I love laymen science and this is the best I've read. Gamow presents complex subjects with simple analogies and clever cartoons. His science, rivets like a jackhammer, pounding out universal revelations with each new page.One, Two, Three...Infinity walks us through the worlds of nuclear physics, cosmology, biology, relativity, quantum theory, and astrophysics without skipping a beat. We learn how to measure the height of an oil molecule in a bathtub, the rotation of our milky way with a red shift, and why everything wishes it were silver. Too often, the presentation of real science turns into an imagination's death march into a bleak world of facts and foreign vocabulary. But Gamow keeps it light and by transcending the minutia, makes a reader that floats above it and keeps its value even now, half a decade after its first publication.

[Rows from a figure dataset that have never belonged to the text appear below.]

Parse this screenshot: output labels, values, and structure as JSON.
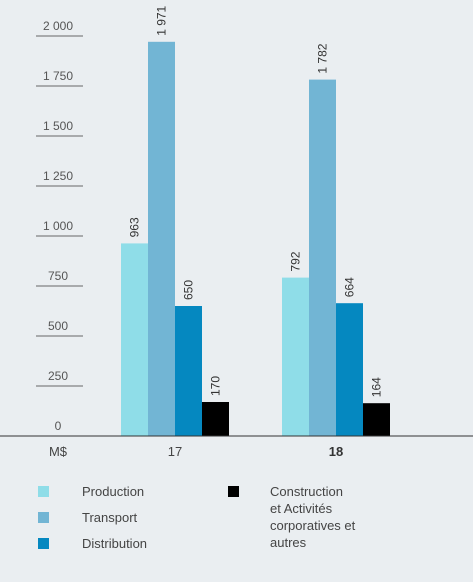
{
  "chart_data": {
    "type": "bar",
    "unit_label": "M$",
    "categories": [
      "17",
      "18"
    ],
    "bold_category": "18",
    "ylim": [
      0,
      2000
    ],
    "yticks": [
      {
        "value": 0,
        "label": "0"
      },
      {
        "value": 250,
        "label": "250"
      },
      {
        "value": 500,
        "label": "500"
      },
      {
        "value": 750,
        "label": "750"
      },
      {
        "value": 1000,
        "label": "1 000"
      },
      {
        "value": 1250,
        "label": "1 250"
      },
      {
        "value": 1500,
        "label": "1 500"
      },
      {
        "value": 1750,
        "label": "1 750"
      },
      {
        "value": 2000,
        "label": "2 000"
      }
    ],
    "series": [
      {
        "name": "Production",
        "color": "#8fdde8",
        "values": [
          963,
          792
        ],
        "labels": [
          "963",
          "792"
        ]
      },
      {
        "name": "Transport",
        "color": "#72b5d4",
        "values": [
          1971,
          1782
        ],
        "labels": [
          "1 971",
          "1 782"
        ]
      },
      {
        "name": "Distribution",
        "color": "#0588c0",
        "values": [
          650,
          664
        ],
        "labels": [
          "650",
          "664"
        ]
      },
      {
        "name": "Construction\net Activités\ncorporatives et\nautres",
        "color": "#000000",
        "values": [
          170,
          164
        ],
        "labels": [
          "170",
          "164"
        ]
      }
    ]
  }
}
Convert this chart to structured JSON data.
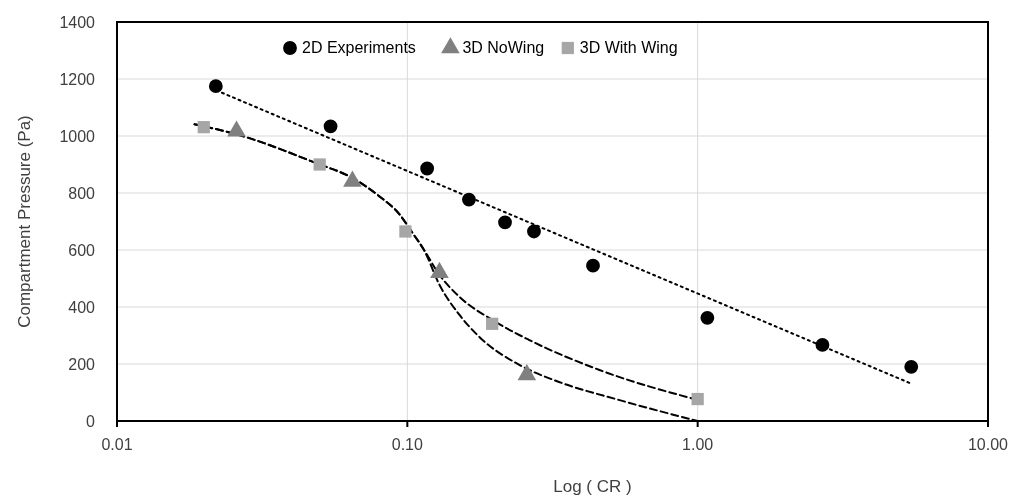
{
  "chart_data": {
    "type": "scatter",
    "xlabel": "Log ( CR )",
    "ylabel": "Compartment Pressure (Pa)",
    "log": "x",
    "grid": true,
    "legend": "top",
    "xlim": [
      0.01,
      10
    ],
    "xticks": [
      {
        "value": 0.01,
        "label": "0.01"
      },
      {
        "value": 0.1,
        "label": "0.10"
      },
      {
        "value": 1,
        "label": "1.00"
      },
      {
        "value": 10,
        "label": "10.00"
      }
    ],
    "ylim": [
      0,
      1400
    ],
    "yticks": [
      0,
      200,
      400,
      600,
      800,
      1000,
      1200,
      1400
    ],
    "series": [
      {
        "type": "line",
        "line_style": "dotted",
        "color": "#000000",
        "x": [
          0.022,
          5.5
        ],
        "values": [
          1160,
          129
        ]
      },
      {
        "type": "line",
        "line_style": "dashed",
        "color": "#000000",
        "x": [
          0.0185,
          0.0258,
          0.0499,
          0.0633,
          0.0802,
          0.094,
          0.104,
          0.114,
          0.129,
          0.151,
          0.196,
          0.262,
          0.459,
          1.0
        ],
        "values": [
          1041,
          1006,
          900,
          858,
          788,
          725,
          661,
          601,
          513,
          436,
          355,
          285,
          179,
          74
        ]
      },
      {
        "type": "line",
        "line_style": "dashed",
        "color": "#000000",
        "x": [
          0.0185,
          0.0258,
          0.0499,
          0.0633,
          0.0802,
          0.094,
          0.104,
          0.114,
          0.129,
          0.151,
          0.177,
          0.243,
          0.333,
          0.535,
          1.0
        ],
        "values": [
          1041,
          1006,
          900,
          858,
          788,
          725,
          661,
          601,
          478,
          373,
          295,
          197,
          137,
          74,
          0
        ]
      },
      {
        "name": "2D Experiments",
        "marker": "circle",
        "color": "#000000",
        "x": [
          0.0219,
          0.0544,
          0.117,
          0.163,
          0.217,
          0.273,
          0.436,
          1.08,
          2.69,
          5.44
        ],
        "values": [
          1175,
          1034,
          886,
          777,
          697,
          665,
          545,
          362,
          267,
          190
        ]
      },
      {
        "name": "3D NoWing",
        "marker": "triangle",
        "color": "#808080",
        "x": [
          0.0258,
          0.0647,
          0.129,
          0.258
        ],
        "values": [
          1017,
          841,
          521,
          162
        ]
      },
      {
        "name": "3D With Wing",
        "marker": "square",
        "color": "#a6a6a6",
        "x": [
          0.0199,
          0.0499,
          0.0985,
          0.196,
          1.0
        ],
        "values": [
          1031,
          900,
          665,
          341,
          77
        ]
      }
    ]
  }
}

This was given as a present with some very thoughtful intentions. Unlike "Zero: A Biography of a Dangerous Idea", this book was written in almost sraight text-book format instead of any semblance of story. I'm all for reading manuals and other dry topics, but couldn't get through this one.


The information in this book is a bit dated, but the writing is still great. Gamow was a master of explanation - he had a real gift for clear presentation of complex topics. Before Asimov, Feynman, or Sagan - there was Gamow. If you want a good introduction to the concepts of 20th century physics, this is an excellent place to start.